More data - Tiger picks and chooses his tournaments and often has several weeks off between them. So do the other stars. That means that it can be harder to determine what kind of form they are in for any given tournament unless you can somehow spy on them when they are practicing. The lower level tournaments are more stocked with tour journeymen playing for their lives, and these are the guys that are more likely to be playing almost every week to try to get the earnings they need. If you are willing to put in a little research, then, it is much easier to spot a guy that is rounding into form as evidenced by his improving play. That can be useful, and when you do find them then the prices on him are often high enough that you can afford to play him several times to try and time his peak.
Lower betting volume - The more people bet on a given event, the more the market is likely to correct any inefficiencies in terms of odds. In other words, the value will be bet out of the odds in popular events much more than it will be in less popular ones. That's why it is easier to win betting on obscure college football conferences than it is on the SEC, and why the WNBA is typically much softer than the NBA. Tiger-less tournaments attract far fewer bettors, so you won't likely be as subjected to swings in odds, and you are more likely to find value propositions you like.

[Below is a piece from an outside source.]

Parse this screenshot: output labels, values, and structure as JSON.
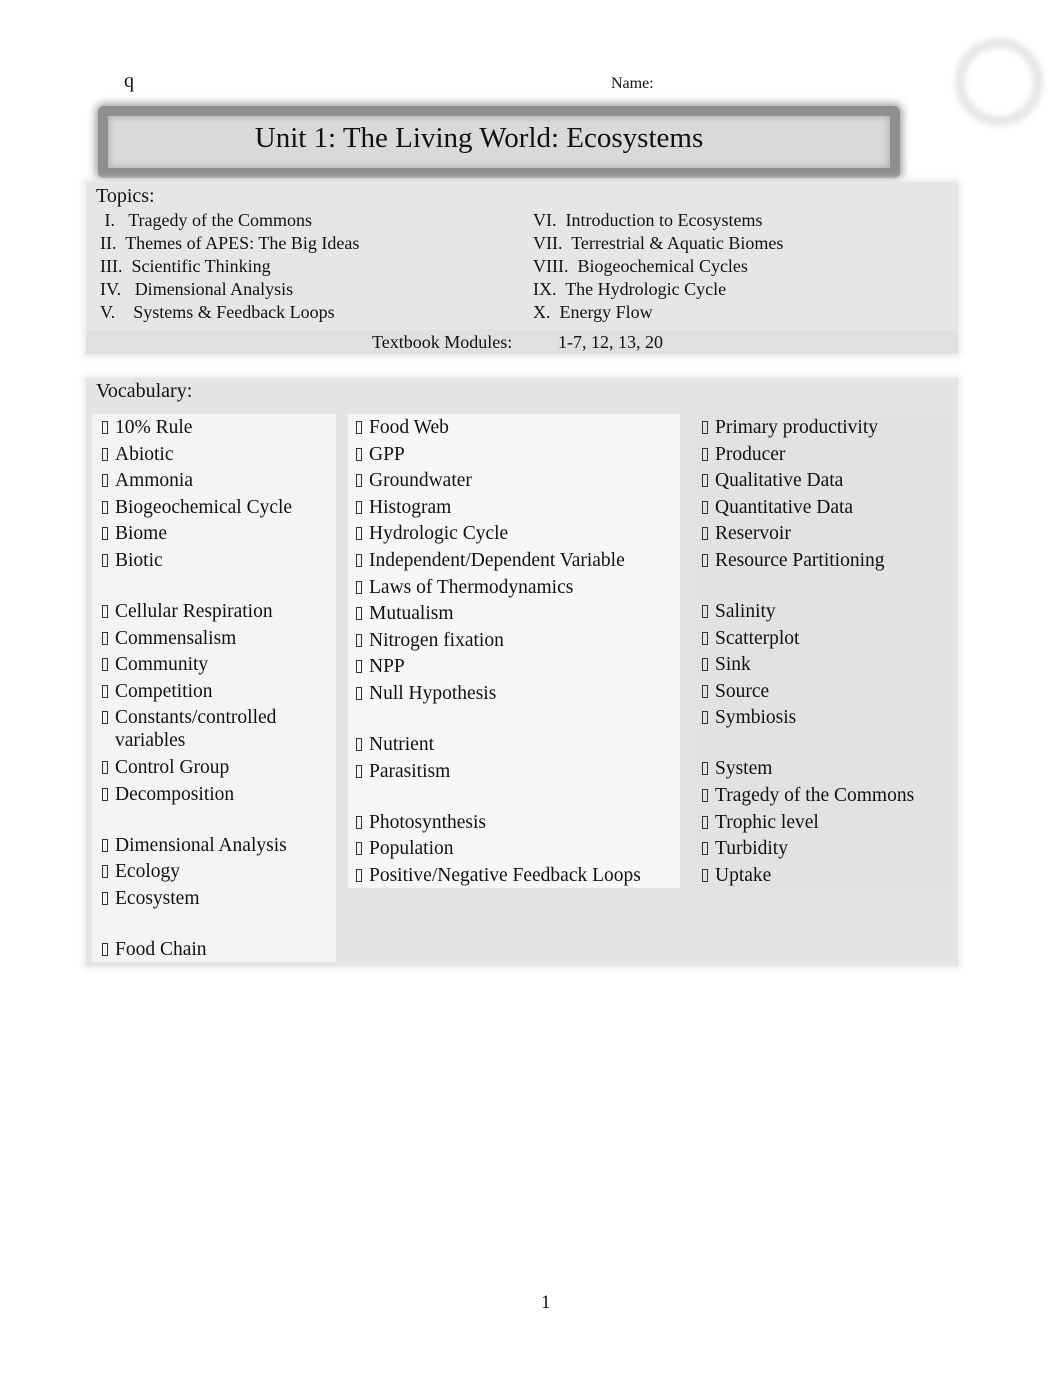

Less attention from oddsmakers - This is really an extension of the last point. Oddsmakers are in the business of making money. As such, it only makes sense that they would put more care and attention into setting the odds that are going to attract more money and more sharp bettors. Sometimes you can look at unpopular lines - say Mountain West Conference basketball lines - and see numbers that just don't make a lot of sense if you are familiar with the league. The same is possible with golf - perhaps even more so because of the number of players involved in a tournament in any given week. Those errors are far less likely to appear when the big players are playing and attracting more betting attention.
Less media attention - When Tiger is playing in a big event the coverage is on the front page of all the major sports Web sites from Thursday through to Sunday. The analysts analyze what is happening, and the public is made aware of what is going on. When the stars don't come out to play, though, it can be easy to forget that there is even a tournament on. The media attention largely disappears, and what remains is buried deep on the sites and in the papers. That means that the general public has less access to information and will be less informed about what is going on. You can still find the information you need if you know where to look for it. The bigger the gap in knowledge between you and the general public, the better your chance of making money over the long term.